Por otra parte, en cuanto a  los procedimientos de trabajo, López de Arriortúa se defendía diciendo que habían sido desarrollados por él, tanto en GM como antes en otras empresas, y que además no eran ningún secreto, ya que se habían explicado públicamente muchas veces.

El caso es que cuando una juez de Detroit admitió la demanda se precipitaron los hechos. López de Arriortúa renunció a su puesto en Volkswagen en 1996, y ambas empresas alcanzaron un acuerdo por el que Volkswagen indemnizó a General Motors con cien millones de dólares y se comprometió a comprar componentes por un valor de mil millones más.

En cuanto a nuestro protagonista, en 1998, viajando como pasajero, sufrió un accidente de coche en el que quedó gravemente herido. A resultas de él tuvo pérdidas de memoria, y es posible que nunca haya vuelto a ser el de antes.

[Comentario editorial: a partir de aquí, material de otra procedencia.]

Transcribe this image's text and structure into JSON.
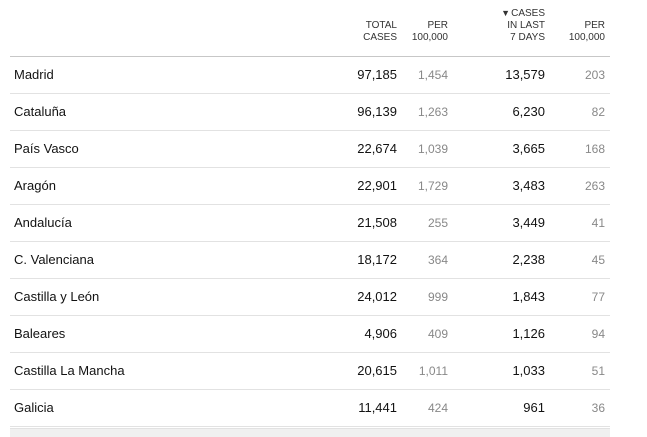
{
  "headers": {
    "total_line1": "TOTAL",
    "total_line2": "CASES",
    "per1_line1": "PER",
    "per1_line2": "100,000",
    "sort_arrow": "▼",
    "cases7_line1": "CASES",
    "cases7_line2": "IN LAST",
    "cases7_line3": "7 DAYS",
    "per2_line1": "PER",
    "per2_line2": "100,000"
  },
  "rows": [
    {
      "region": "Madrid",
      "total": "97,185",
      "total_per": "1,454",
      "week": "13,579",
      "week_per": "203"
    },
    {
      "region": "Cataluña",
      "total": "96,139",
      "total_per": "1,263",
      "week": "6,230",
      "week_per": "82"
    },
    {
      "region": "País Vasco",
      "total": "22,674",
      "total_per": "1,039",
      "week": "3,665",
      "week_per": "168"
    },
    {
      "region": "Aragón",
      "total": "22,901",
      "total_per": "1,729",
      "week": "3,483",
      "week_per": "263"
    },
    {
      "region": "Andalucía",
      "total": "21,508",
      "total_per": "255",
      "week": "3,449",
      "week_per": "41"
    },
    {
      "region": "C. Valenciana",
      "total": "18,172",
      "total_per": "364",
      "week": "2,238",
      "week_per": "45"
    },
    {
      "region": "Castilla y León",
      "total": "24,012",
      "total_per": "999",
      "week": "1,843",
      "week_per": "77"
    },
    {
      "region": "Baleares",
      "total": "4,906",
      "total_per": "409",
      "week": "1,126",
      "week_per": "94"
    },
    {
      "region": "Castilla La Mancha",
      "total": "20,615",
      "total_per": "1,011",
      "week": "1,033",
      "week_per": "51"
    },
    {
      "region": "Galicia",
      "total": "11,441",
      "total_per": "424",
      "week": "961",
      "week_per": "36"
    }
  ],
  "chart_data": {
    "type": "table",
    "columns": [
      "TOTAL CASES",
      "PER 100,000",
      "CASES IN LAST 7 DAYS",
      "PER 100,000"
    ],
    "sorted_by": "CASES IN LAST 7 DAYS",
    "categories": [
      "Madrid",
      "Cataluña",
      "País Vasco",
      "Aragón",
      "Andalucía",
      "C. Valenciana",
      "Castilla y León",
      "Baleares",
      "Castilla La Mancha",
      "Galicia"
    ],
    "series": [
      {
        "values": [
          97185,
          96139,
          22674,
          22901,
          21508,
          18172,
          24012,
          4906,
          20615,
          11441
        ]
      },
      {
        "values": [
          1454,
          1263,
          1039,
          1729,
          255,
          364,
          999,
          409,
          1011,
          424
        ]
      },
      {
        "values": [
          13579,
          6230,
          3665,
          3483,
          3449,
          2238,
          1843,
          1126,
          1033,
          961
        ]
      },
      {
        "values": [
          203,
          82,
          168,
          263,
          41,
          45,
          77,
          94,
          51,
          36
        ]
      }
    ]
  }
}
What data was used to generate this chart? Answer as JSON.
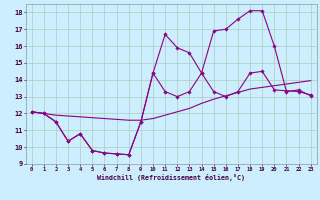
{
  "xlabel": "Windchill (Refroidissement éolien,°C)",
  "bg_color": "#cceeff",
  "grid_color": "#aaccbb",
  "line_color": "#880088",
  "xlim": [
    -0.5,
    23.5
  ],
  "ylim": [
    9,
    18.5
  ],
  "xticks": [
    0,
    1,
    2,
    3,
    4,
    5,
    6,
    7,
    8,
    9,
    10,
    11,
    12,
    13,
    14,
    15,
    16,
    17,
    18,
    19,
    20,
    21,
    22,
    23
  ],
  "yticks": [
    9,
    10,
    11,
    12,
    13,
    14,
    15,
    16,
    17,
    18
  ],
  "line1_x": [
    0,
    1,
    2,
    3,
    4,
    5,
    6,
    7,
    8,
    9,
    10,
    11,
    12,
    13,
    14,
    15,
    16,
    17,
    18,
    19,
    20,
    21,
    22,
    23
  ],
  "line1_y": [
    12.1,
    12.0,
    11.9,
    11.85,
    11.8,
    11.75,
    11.7,
    11.65,
    11.6,
    11.6,
    11.7,
    11.9,
    12.1,
    12.3,
    12.6,
    12.85,
    13.05,
    13.25,
    13.45,
    13.55,
    13.65,
    13.75,
    13.85,
    13.95
  ],
  "line2_x": [
    0,
    1,
    2,
    3,
    4,
    5,
    6,
    7,
    8,
    9,
    10,
    11,
    12,
    13,
    14,
    15,
    16,
    17,
    18,
    19,
    20,
    21,
    22,
    23
  ],
  "line2_y": [
    12.1,
    12.0,
    11.5,
    10.35,
    10.8,
    9.8,
    9.65,
    9.6,
    9.55,
    11.5,
    14.4,
    13.3,
    13.0,
    13.3,
    14.4,
    13.3,
    13.0,
    13.3,
    14.4,
    14.5,
    13.4,
    13.35,
    13.3,
    13.1
  ],
  "line3_x": [
    0,
    1,
    2,
    3,
    4,
    5,
    6,
    7,
    8,
    9,
    10,
    11,
    12,
    13,
    14,
    15,
    16,
    17,
    18,
    19,
    20,
    21,
    22,
    23
  ],
  "line3_y": [
    12.1,
    12.0,
    11.5,
    10.35,
    10.8,
    9.8,
    9.65,
    9.6,
    9.55,
    11.5,
    14.4,
    16.7,
    15.9,
    15.6,
    14.4,
    16.9,
    17.0,
    17.6,
    18.1,
    18.1,
    16.0,
    13.3,
    13.4,
    13.05
  ]
}
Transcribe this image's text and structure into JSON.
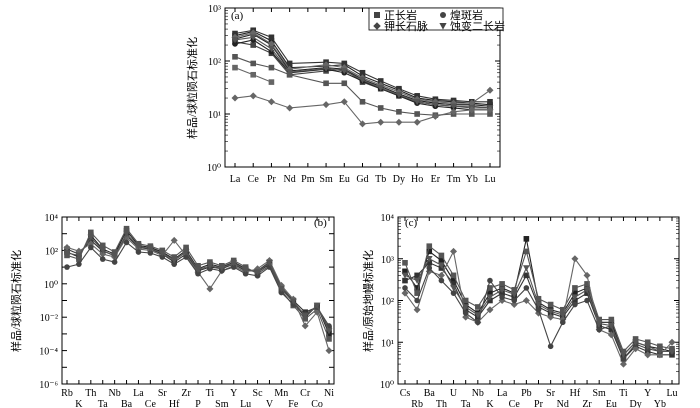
{
  "chart_data": [
    {
      "type": "line",
      "panel": "(a)",
      "ylabel": "样品/球粒陨石标准化",
      "yscale": "log",
      "ylim_exp": [
        0,
        3
      ],
      "ytick_labels": [
        "10⁰",
        "10¹",
        "10²",
        "10³"
      ],
      "categories": [
        "La",
        "Ce",
        "Pr",
        "Nd",
        "Pm",
        "Sm",
        "Eu",
        "Gd",
        "Tb",
        "Dy",
        "Ho",
        "Er",
        "Tm",
        "Yb",
        "Lu"
      ],
      "legend": [
        {
          "label": "正长岩",
          "marker": "square"
        },
        {
          "label": "煌斑岩",
          "marker": "circle"
        },
        {
          "label": "钾长石脉",
          "marker": "diamond"
        },
        {
          "label": "蚀变二长岩",
          "marker": "triangle-down"
        }
      ],
      "series": [
        {
          "name": "s1",
          "marker": "square",
          "color": "#222",
          "values": [
            300,
            360,
            240,
            75,
            null,
            80,
            85,
            52,
            38,
            28,
            20,
            18,
            17,
            16,
            15
          ]
        },
        {
          "name": "s2",
          "marker": "square",
          "color": "#222",
          "values": [
            260,
            320,
            200,
            65,
            null,
            75,
            70,
            45,
            33,
            24,
            18,
            16,
            15,
            15,
            14
          ]
        },
        {
          "name": "s3",
          "marker": "square",
          "color": "#444",
          "values": [
            230,
            200,
            140,
            55,
            null,
            65,
            70,
            40,
            30,
            22,
            17,
            15,
            14,
            14,
            13
          ]
        },
        {
          "name": "s4",
          "marker": "square",
          "color": "#333",
          "values": [
            330,
            380,
            280,
            90,
            null,
            95,
            90,
            60,
            42,
            30,
            22,
            19,
            18,
            17,
            17
          ]
        },
        {
          "name": "s5",
          "marker": "circle",
          "color": "#222",
          "values": [
            210,
            250,
            150,
            60,
            null,
            70,
            60,
            42,
            30,
            22,
            16,
            14,
            13,
            12,
            12
          ]
        },
        {
          "name": "s6",
          "marker": "diamond",
          "color": "#666",
          "values": [
            280,
            340,
            210,
            70,
            null,
            85,
            75,
            48,
            35,
            26,
            19,
            17,
            16,
            16,
            28
          ]
        },
        {
          "name": "s7",
          "marker": "triangle-down",
          "color": "#555",
          "values": [
            250,
            280,
            170,
            62,
            null,
            72,
            65,
            44,
            31,
            23,
            17,
            15,
            14,
            13,
            13
          ]
        },
        {
          "name": "s8",
          "marker": "square",
          "color": "#555",
          "values": [
            120,
            90,
            75,
            55,
            null,
            38,
            38,
            17,
            13,
            11,
            10,
            9.5,
            10,
            10,
            10
          ]
        },
        {
          "name": "s9",
          "marker": "square",
          "color": "#666",
          "values": [
            75,
            55,
            40,
            null,
            null,
            null,
            null,
            null,
            null,
            null,
            null,
            null,
            null,
            null,
            null
          ]
        },
        {
          "name": "s10",
          "marker": "diamond",
          "color": "#666",
          "values": [
            20,
            22,
            17,
            13,
            null,
            15,
            17,
            6.5,
            7,
            7,
            7,
            9,
            11,
            12,
            12
          ]
        }
      ]
    },
    {
      "type": "line",
      "panel": "(b)",
      "ylabel": "样品/球粒陨石标准化",
      "yscale": "log",
      "ylim_exp": [
        -6,
        4
      ],
      "ytick_labels": [
        "10⁻⁶",
        "10⁻⁴",
        "10⁻²",
        "10⁰",
        "10²",
        "10⁴"
      ],
      "categories": [
        "Rb",
        "K",
        "Th",
        "Ta",
        "Nb",
        "Ba",
        "La",
        "Ce",
        "Sr",
        "Hf",
        "Zr",
        "P",
        "Ti",
        "Sm",
        "Y",
        "Lu",
        "Sc",
        "V",
        "Mn",
        "Fe",
        "Cr",
        "Co",
        "Ni"
      ],
      "series": [
        {
          "name": "b1",
          "marker": "square",
          "color": "#222",
          "values": [
            80,
            40,
            800,
            120,
            60,
            1500,
            200,
            150,
            80,
            30,
            100,
            8,
            15,
            10,
            20,
            8,
            5,
            15,
            0.5,
            0.08,
            0.01,
            0.05,
            0.001
          ]
        },
        {
          "name": "b2",
          "marker": "square",
          "color": "#333",
          "values": [
            120,
            60,
            400,
            90,
            50,
            800,
            150,
            120,
            60,
            20,
            60,
            6,
            10,
            8,
            15,
            6,
            6,
            20,
            0.6,
            0.1,
            0.02,
            0.04,
            0.002
          ]
        },
        {
          "name": "b3",
          "marker": "square",
          "color": "#555",
          "values": [
            50,
            30,
            1200,
            200,
            80,
            2000,
            250,
            180,
            100,
            40,
            150,
            12,
            20,
            12,
            25,
            10,
            4,
            12,
            0.4,
            0.05,
            0.008,
            0.03,
            0.0005
          ]
        },
        {
          "name": "b4",
          "marker": "diamond",
          "color": "#666",
          "values": [
            150,
            90,
            250,
            60,
            40,
            600,
            120,
            100,
            50,
            400,
            50,
            5,
            0.5,
            6,
            12,
            5,
            8,
            25,
            0.8,
            0.12,
            0.003,
            0.02,
            0.0001
          ]
        },
        {
          "name": "b5",
          "marker": "circle",
          "color": "#444",
          "values": [
            10,
            15,
            150,
            30,
            20,
            300,
            80,
            70,
            40,
            15,
            40,
            4,
            8,
            6,
            10,
            4,
            3,
            10,
            0.3,
            0.06,
            0.015,
            0.04,
            0.003
          ]
        },
        {
          "name": "b6",
          "marker": "triangle-down",
          "color": "#555",
          "values": [
            70,
            50,
            600,
            100,
            45,
            1000,
            170,
            130,
            70,
            25,
            80,
            7,
            12,
            9,
            18,
            7,
            5,
            18,
            0.5,
            0.09,
            0.012,
            0.05,
            0.0015
          ]
        }
      ]
    },
    {
      "type": "line",
      "panel": "(c)",
      "ylabel": "样品/原始地幔标准化",
      "yscale": "log",
      "ylim_exp": [
        0,
        4
      ],
      "ytick_labels": [
        "10⁰",
        "10¹",
        "10²",
        "10³",
        "10⁴"
      ],
      "categories": [
        "Cs",
        "Rb",
        "Ba",
        "Th",
        "U",
        "Ta",
        "Nb",
        "K",
        "La",
        "Ce",
        "Pb",
        "Pr",
        "Sr",
        "Nd",
        "Hf",
        "Zr",
        "Sm",
        "Eu",
        "Ti",
        "Dy",
        "Y",
        "Yb",
        "Lu"
      ],
      "series": [
        {
          "name": "c1",
          "marker": "square",
          "color": "#222",
          "values": [
            500,
            200,
            1500,
            900,
            300,
            80,
            50,
            150,
            200,
            150,
            3000,
            90,
            60,
            50,
            150,
            200,
            30,
            30,
            5,
            10,
            8,
            7,
            6
          ]
        },
        {
          "name": "c2",
          "marker": "square",
          "color": "#333",
          "values": [
            300,
            400,
            800,
            600,
            250,
            60,
            40,
            100,
            150,
            120,
            400,
            70,
            50,
            40,
            100,
            150,
            25,
            20,
            4,
            8,
            6,
            5,
            5
          ]
        },
        {
          "name": "c3",
          "marker": "square",
          "color": "#555",
          "values": [
            800,
            150,
            2000,
            1200,
            400,
            100,
            70,
            200,
            250,
            180,
            1500,
            110,
            80,
            60,
            200,
            250,
            35,
            35,
            6,
            12,
            10,
            8,
            7
          ]
        },
        {
          "name": "c4",
          "marker": "diamond",
          "color": "#666",
          "values": [
            150,
            60,
            500,
            400,
            1500,
            40,
            30,
            60,
            100,
            80,
            100,
            50,
            40,
            35,
            1000,
            400,
            20,
            15,
            3,
            7,
            5,
            5,
            10
          ]
        },
        {
          "name": "c5",
          "marker": "circle",
          "color": "#444",
          "values": [
            200,
            100,
            600,
            300,
            150,
            50,
            30,
            300,
            120,
            100,
            200,
            60,
            8,
            30,
            80,
            100,
            20,
            25,
            4,
            9,
            7,
            6,
            6
          ]
        },
        {
          "name": "c6",
          "marker": "triangle-down",
          "color": "#555",
          "values": [
            400,
            300,
            1000,
            700,
            200,
            70,
            45,
            120,
            180,
            140,
            600,
            80,
            55,
            45,
            120,
            180,
            28,
            25,
            5,
            10,
            8,
            6,
            6
          ]
        }
      ]
    }
  ]
}
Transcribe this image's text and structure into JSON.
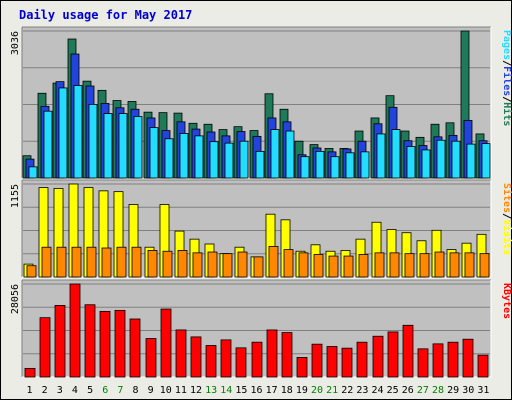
{
  "chart_data": {
    "type": "bar",
    "title": "Daily usage for May 2017",
    "categories": [
      "1",
      "2",
      "3",
      "4",
      "5",
      "6",
      "7",
      "8",
      "9",
      "10",
      "11",
      "12",
      "13",
      "14",
      "15",
      "16",
      "17",
      "18",
      "19",
      "20",
      "21",
      "22",
      "23",
      "24",
      "25",
      "26",
      "27",
      "28",
      "29",
      "30",
      "31"
    ],
    "weekend_days": [
      "6",
      "7",
      "13",
      "14",
      "20",
      "21",
      "27",
      "28"
    ],
    "colors": {
      "title": "#0000cc",
      "background": "#ecece6",
      "plot_background": "#c0c0c0",
      "gridline": "#808080",
      "hits": "#1f7a5a",
      "files": "#2244dd",
      "pages": "#22ddff",
      "visits": "#ffff00",
      "sites": "#ff8800",
      "kbytes": "#ff0000",
      "weekday_label": "#000000",
      "weekend_label": "#008000"
    },
    "panels": [
      {
        "name": "hits-files-pages",
        "ymax_label": "3036",
        "ymax": 3036,
        "legend": [
          "Pages",
          "Files",
          "Hits"
        ],
        "series": [
          {
            "name": "Hits",
            "values": [
              460,
              1750,
              1960,
              2870,
              2000,
              1810,
              1600,
              1580,
              1360,
              1350,
              1340,
              1130,
              1110,
              1000,
              1060,
              980,
              1740,
              1420,
              760,
              690,
              610,
              610,
              970,
              1240,
              1700,
              970,
              840,
              1110,
              1140,
              3036,
              910
            ]
          },
          {
            "name": "Files",
            "values": [
              390,
              1480,
              1990,
              2560,
              1900,
              1540,
              1450,
              1420,
              1240,
              980,
              1160,
              1010,
              950,
              870,
              960,
              860,
              1240,
              1160,
              480,
              620,
              540,
              600,
              760,
              1120,
              1460,
              770,
              670,
              850,
              880,
              1190,
              770
            ]
          },
          {
            "name": "Pages",
            "values": [
              230,
              1380,
              1860,
              1910,
              1520,
              1330,
              1330,
              1270,
              1040,
              810,
              920,
              870,
              750,
              720,
              760,
              550,
              1000,
              970,
              440,
              550,
              440,
              520,
              540,
              910,
              1000,
              650,
              580,
              780,
              760,
              700,
              710
            ]
          }
        ]
      },
      {
        "name": "visits-sites",
        "ymax_label": "1155",
        "ymax": 1155,
        "legend": [
          "Sites",
          "Visits"
        ],
        "series": [
          {
            "name": "Visits",
            "values": [
              160,
              1110,
              1100,
              1155,
              1110,
              1070,
              1060,
              900,
              370,
              900,
              570,
              470,
              410,
              290,
              370,
              250,
              780,
              710,
              320,
              400,
              320,
              330,
              470,
              680,
              590,
              550,
              450,
              580,
              340,
              420,
              530
            ]
          },
          {
            "name": "Sites",
            "values": [
              140,
              370,
              370,
              370,
              370,
              360,
              370,
              370,
              330,
              320,
              330,
              300,
              310,
              290,
              310,
              250,
              380,
              340,
              300,
              280,
              260,
              260,
              280,
              300,
              300,
              290,
              290,
              310,
              300,
              300,
              290
            ]
          }
        ]
      },
      {
        "name": "kbytes",
        "ymax_label": "28056",
        "ymax": 28056,
        "legend": [
          "KBytes"
        ],
        "series": [
          {
            "name": "KBytes",
            "values": [
              2600,
              17900,
              21600,
              28056,
              21800,
              19800,
              20100,
              17500,
              11600,
              20500,
              14200,
              12100,
              9500,
              11200,
              8800,
              10500,
              14200,
              13400,
              5900,
              9900,
              9200,
              8700,
              10500,
              12300,
              13600,
              15600,
              8500,
              10000,
              10500,
              11400,
              6600
            ]
          }
        ]
      }
    ]
  }
}
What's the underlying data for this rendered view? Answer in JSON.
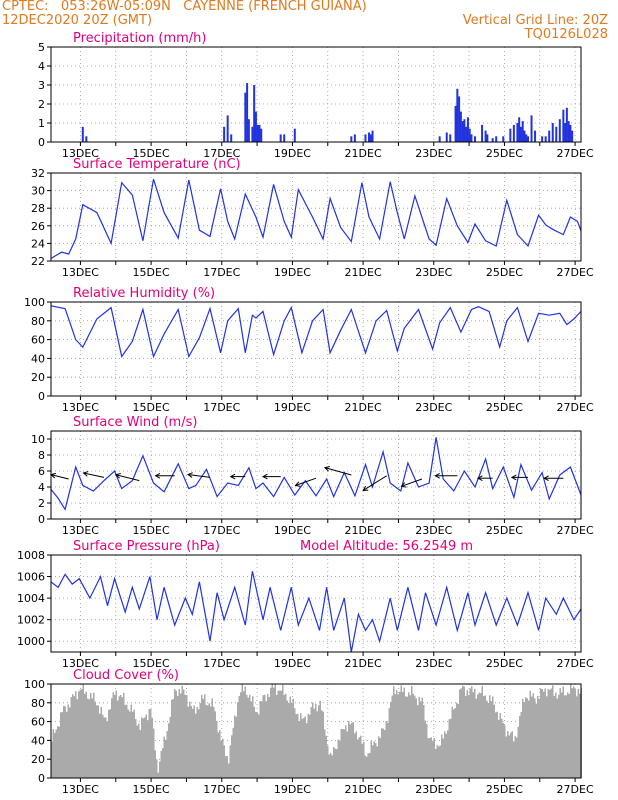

En el año 2000 fue solicitada a España su extradición para ser juzgado en Estados Unidos. Se rechazó por la Audiencia Nacional en el año 2001, basándose en que el delito del que se le acusaba había prescrito, en que los cargos no eran suficientemente graves para solicitar la extradición, en que ya se había alcanzado un acuerdo entre ambas empresas cuyos efectos se extendían al reclamado, y en que por las secuelas del accidente se hallaba incapacitado para cualquier actividad laboral.

Actualmente preside una empresa (Management Arriortúa) dedicada a la consultoría, y ha estado involucrado sin éxito en otras, como el proyecto Carmen para construir un coche utilitario en Portugal o algún nuevo intento de llevar a la realidad la planta de Amorebieta.